Snipers lay ready for the unarmed protesters, and significant reserve forces were ready for deployment

Al-Karama for Palestinians

Rooting their movement in the spirit of grassroots empowerment that has characterised the Arab Spring, Palestinians have chosen to focus on a single issue, which activists say is non-negotiable. 

They demand the return to Palestine of the hundreds of thousands of people who were forced from their homeland in the ethnic cleansing that took place with the creation of the state of Israel in 1948.  

The latest protests are an extension of a decades-long struggle to exercise that right, a right that has been backed by numerous United Nations resolutions.

What is different with the movement that began on May 15 is the level of co-ordination, and the resulting clarity of the protesters’ message.

It is a rallying point that has achieved the exceptional feat of drawing support from across political and religious lines. Overwhelmingly, protesters were willing to caste aside their political alliances and unite under the Palestinian flag. 

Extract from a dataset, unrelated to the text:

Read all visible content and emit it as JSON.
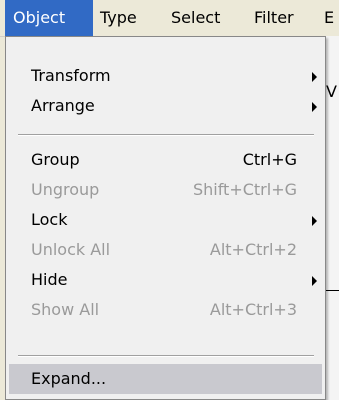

On May 15, people chanted, “The people want to return to Palestine,” recalling the chant that rang on avenue Habib Bourguiba and in Tahrir Square earlier in the year, “The people want to overthrow the regime”.

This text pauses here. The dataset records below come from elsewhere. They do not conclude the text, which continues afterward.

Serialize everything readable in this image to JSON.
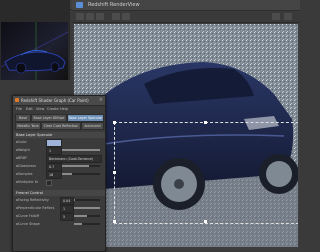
{
  "app": {
    "render_title": "Redshift RenderView"
  },
  "panel": {
    "title": "Redshift Shader Graph (Car Paint)",
    "menu": [
      "File",
      "Edit",
      "View",
      "Create",
      "Help"
    ],
    "tabs": [
      "Base",
      "Base Layer Diffuse",
      "Base Layer Specular",
      "Metallic Tone",
      "Clear Coat Reflection",
      "Advanced"
    ],
    "sections": [
      {
        "header": "Base Layer Specular",
        "rows": [
          {
            "label": "Color",
            "type": "color",
            "value": ""
          },
          {
            "label": "Weight",
            "type": "slider",
            "value": "1",
            "fill": 1.0
          },
          {
            "label": "BRDF",
            "type": "dropdown",
            "value": "Beckmann (Cook-Torrance)"
          },
          {
            "label": "Glossiness",
            "type": "slider",
            "value": "0.7",
            "fill": 0.7
          },
          {
            "label": "Samples",
            "type": "slider",
            "value": "16",
            "fill": 0.25
          },
          {
            "label": "Multiplier Kr",
            "type": "check",
            "value": ""
          }
        ]
      },
      {
        "header": "Fresnel Control",
        "rows": [
          {
            "label": "Facing Reflectivity",
            "type": "slider",
            "value": "0.04",
            "fill": 0.04
          },
          {
            "label": "Perpendicular Reflect.",
            "type": "slider",
            "value": "1",
            "fill": 1.0
          },
          {
            "label": "Curve Falloff",
            "type": "slider",
            "value": "5",
            "fill": 0.5
          },
          {
            "label": "Curve Shape",
            "type": "slider",
            "value": "",
            "fill": 0.3
          }
        ]
      }
    ]
  },
  "colors": {
    "accent": "#6b8fb6",
    "car_body": "#1f2a4f",
    "active_tab": "#6b8fb6"
  },
  "icons": [
    "window-icon",
    "close-icon",
    "render-icon",
    "crop-handle-icon"
  ]
}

Palestinians living in the camps share a desire for al-Karama, or dignity, with protesters elsewhere in the Arab world, Abu Omar says, though the underlying causes of their disempowerment are starkly different. 

The limbo which began for so many Palestinians when they were uprooted from their homeland with the creation of Israel has left them with few economic, social, political or civic rights, he says.

The Burj al-Barajneh camp in Beirut where the activist lives with his family offers a snapshot of these conditions: 20,000 people live in a single square kilometre of crumbling, overcrowded buildings, with scant opportunity of a better life.

“There are four generations here and the population is increasing. The right to Lebanese nationality or to own land is unattainable,” he explains. 

The inspiration for the May 15 march on the southern Lebanese border came directly from the Tunisian and Egyptian uprisings, Abu Omar says. 

Young Palestinians, invigorated by what they had seen of uprisings elsewhere, have thrown their support behind the movement.

“Tunisia and the other uprisings demonstrated that a people can demand their rights, peacefully,” he says. 

“The young, who were lost, are now asserting their right to return. We are working on an action plan until the return.”

Pan-Arabism revived

Aside from the backing of the various Palestinian political factions, the return to Palestine movement has drawn strength from the grassroots Pan-Arabism that has resurged as the Arab Spring spreads across the region. 

All activists interviewed were adamant that the Nakba Day march would not have been possible if Hezbollah had not given the protest its explicit blessing.

The May 15 protest would not have been possible, they say, if the political party had not negotiated with the Lebanese army for protesters to be allowed to travel unhindered to Maroun al-Ras.

Hezbollah also offered some financial support to the protesters, helping to finance the buses that transported refugees from the camps to the border. 

This explicit backing of the Palestinian protesters is all the more significant given the historic tensions that have hindered relations between Palestinian refugees and Lebanese Shia population. 

In Egypt, the opening of the Rafah border crossing has the potential to allow Egyptian nationals a means to protest in solidarity with the inhabitants of Gaza – depending on how free Egyptians will be to travel to Gaza in practice.

The movement has also found backing amongst Lebanese civil society, keen to get involved in the Arab Spring. 

Members of a pan-Arab nationalist youth group in the seaside city of Saida told Al Jazeera that justice for the Palestinian people was a central concern for their group, and one that brought Arabs together across religious or sectarian lines. 

“May 15 renewed the soul of the people,” Hussein Shukar, a member of the group, says.

“Our view is that that the Arab nation can only be strong and that we will only be able to control our own resources and our occupied land if we all unite together.”